Published on 7th June, 2015, in Mid-day.
We have heard the story of how Vishnu takes the form of a wild boar, plunges into the waters, defeats an asura and raises the earth-Goddess on his snout and brings her back to the surface of the sea. This is Varaha, whose images adorn many Vishnu temples, though temples dedicated to Varaha are not very popular, except in certain parts of Andhra Pradesh. But what about a goddess who is a sow, or a female pig? Varahi? When was the last time we heard about her?
Varahi is a goddess described as having the head of a sow and pendulous breasts and pot belly and anywhere from two to six arms bearing many weapons, which includes a trident, a noose, a mace, a discus, who sometimes holds a child in her arms, and is often shown riding a buffalo. Varahi is worshipped usually at night, and offered fish and the blood sacrifice of male animals. She has no male consort. And this makes her a Tantrik goddess, associated with fertility (hence the baby) as well as death (hence the buffalo). Her temples are few and far between. Some of the more popular ones are in Odisha, Varanasi, Chennai and Nepal. The temple in Chaurasi, Odisha, receives offering from the Jagannatha temple in Puri, a Vaishnava shrine that has always acknowledged a close relationship with Tantrik Shakta goddesses.
Varahi is most popularly known as one of the many Matrika goddesses, a female collective, often identified as the shaktis of male gods, who emerge to support Durga in her battle with Raktabeeja. These goddesses, Varahi included, drink the blood of the demon so that he cannot reproduce himself. Among the Matrikas, of which there are typically seven, Varahi appears fifth, and is therefore called Panchami. And there is an interesting reason for this. The Matrikas are commonly linked to the Devanagari alphabet and seven Matrikas embody the seven rows of consonants, with Varahi embodying the fifth, hence the sounds: pa, pha, ba, bha, ma.
Pigs are known for their intelligence, fertility, fierceness, and independence. In India, neither Muslims nor meat-eating upper caste Hindus eat pork. Pigs have traditionally been seen as dirty, and ‘untouchable’ and associated with communities also considered ‘untouchables’ who lived in the fringes of villages. This forms the basis of the critically acclaimed Marathi film: Fandry. Varahi’s worship thus does contain an element of defiance, and subversion.
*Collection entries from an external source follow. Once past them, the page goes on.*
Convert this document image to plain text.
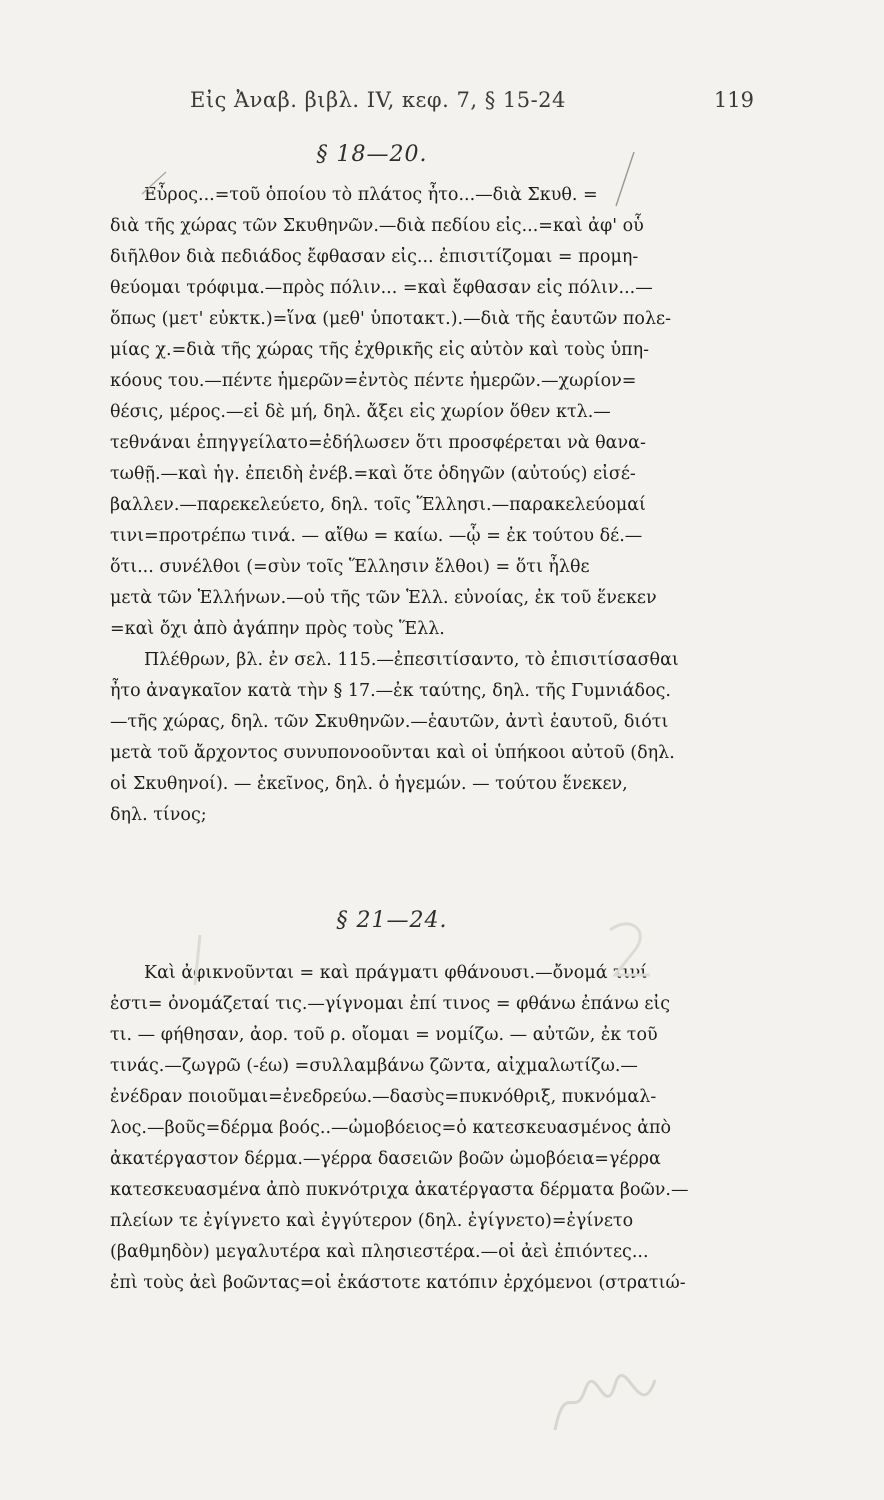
Εἰς Ἀναβ. βιβλ. IV, κεφ. 7, § 15-24	119
§ 18—20.
Εὖρος...=τοῦ ὁποίου τὸ πλάτος ἦτο...—διὰ Σκυθ. =
διὰ τῆς χώρας τῶν Σκυθηνῶν.—διὰ πεδίου εἰς...=καὶ ἀφ' οὗ
διῆλθον διὰ πεδιάδος ἔφθασαν εἰς... ἐπισιτίζομαι = προμη-
θεύομαι τρόφιμα.—πρὸς πόλιν... =καὶ ἔφθασαν εἰς πόλιν...—
ὅπως (μετ' εὐκτκ.)=ἵνα (μεθ' ὑποτακτ.).—διὰ τῆς ἑαυτῶν πολε-
μίας χ.=διὰ τῆς χώρας τῆς ἐχθρικῆς εἰς αὐτὸν καὶ τοὺς ὑπη-
κόους του.—πέντε ἡμερῶν=ἐντὸς πέντε ἡμερῶν.—χωρίον=
θέσις, μέρος.—εἰ δὲ μή, δηλ. ἄξει εἰς χωρίον ὅθεν κτλ.—
τεθνάναι ἐπηγγείλατο=ἐδήλωσεν ὅτι προσφέρεται νὰ θανα-
τωθῇ.—καὶ ἡγ. ἐπειδὴ ἐνέβ.=καὶ ὅτε ὁδηγῶν (αὐτούς) εἰσέ-
βαλλεν.—παρεκελεύετο, δηλ. τοῖς Ἕλλησι.—παρακελεύομαί
τινι=προτρέπω τινά. — αἴθω = καίω. —ᾧ = ἐκ τούτου δέ.—
ὅτι... συνέλθοι (=σὺν τοῖς Ἕλλησιν ἔλθοι) = ὅτι ἦλθε
μετὰ τῶν Ἑλλήνων.—οὐ τῆς τῶν Ἑλλ. εὐνοίας, ἐκ τοῦ ἕνεκεν
=καὶ ὄχι ἀπὸ ἀγάπην πρὸς τοὺς Ἕλλ.
Πλέθρων, βλ. ἐν σελ. 115.—ἐπεσιτίσαντο, τὸ ἐπισιτίσασθαι
ἦτο ἀναγκαῖον κατὰ τὴν § 17.—ἐκ ταύτης, δηλ. τῆς Γυμνιάδος.
—τῆς χώρας, δηλ. τῶν Σκυθηνῶν.—ἑαυτῶν, ἀντὶ ἑαυτοῦ, διότι
μετὰ τοῦ ἄρχοντος συνυπονοοῦνται καὶ οἱ ὑπήκοοι αὐτοῦ (δηλ.
οἱ Σκυθηνοί). — ἐκεῖνος, δηλ. ὁ ἡγεμών. — τούτου ἕνεκεν,
δηλ. τίνος;
§ 21—24.
Καὶ ἀφικνοῦνται = καὶ πράγματι φθάνουσι.—ὄνομά τινί
ἐστι= ὀνομάζεταί τις.—γίγνομαι ἐπί τινος = φθάνω ἐπάνω εἰς
τι. — φήθησαν, ἀορ. τοῦ ρ. οἴομαι = νομίζω. — αὐτῶν, ἐκ τοῦ
τινάς.—ζωγρῶ (-έω) =συλλαμβάνω ζῶντα, αἰχμαλωτίζω.—
ἐνέδραν ποιοῦμαι=ἐνεδρεύω.—δασὺς=πυκνόθριξ, πυκνόμαλ-
λος.—βοῦς=δέρμα βοός..—ὠμοβόειος=ὁ κατεσκευασμένος ἀπὸ
ἀκατέργαστον δέρμα.—γέρρα δασειῶν βοῶν ὠμοβόεια=γέρρα
κατεσκευασμένα ἀπὸ πυκνότριχα ἀκατέργαστα δέρματα βοῶν.—
πλείων τε ἐγίγνετο καὶ ἐγγύτερον (δηλ. ἐγίγνετο)=ἐγίνετο
(βαθμηδὸν) μεγαλυτέρα καὶ πλησιεστέρα.—οἱ ἀεὶ ἐπιόντες...
ἐπὶ τοὺς ἀεὶ βοῶντας=οἱ ἑκάστοτε κατόπιν ἐρχόμενοι (στρατιώ-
In Vaishnava texts, Varahi is the shakti of Varaha. In Shakta texts, Varahi is the mother of Varaha. Varaha is always associated with the demure earth-goddess while Varahi is fiercely independent. Varaha is worshipped with fruits and milk while Varahi is offered blood and meat and even alcohol. Varaha is part of the Vishnu pantheon and worshipped at daytime while Varahi and her Matrikas are typically worshipped in the night. This tendency of having a Varaha-like force and a Varahi-like counterforce to create a churn is what has enabled Hinduism to survive and thrive despite many historical challenges.
We live in times when Hinduism is being increasingly defined in puritanical terms: where celibacy is glorified, where non-vegetarian food and alcohol is viewed as bad, where female freedom is feared. These are times to remember goddesses such as Varahi, who emerged as part of the Tantra challenge to puritanical Vedanta, and ensured humans have a more realistic rather than romantic view about sex, violence, life and death.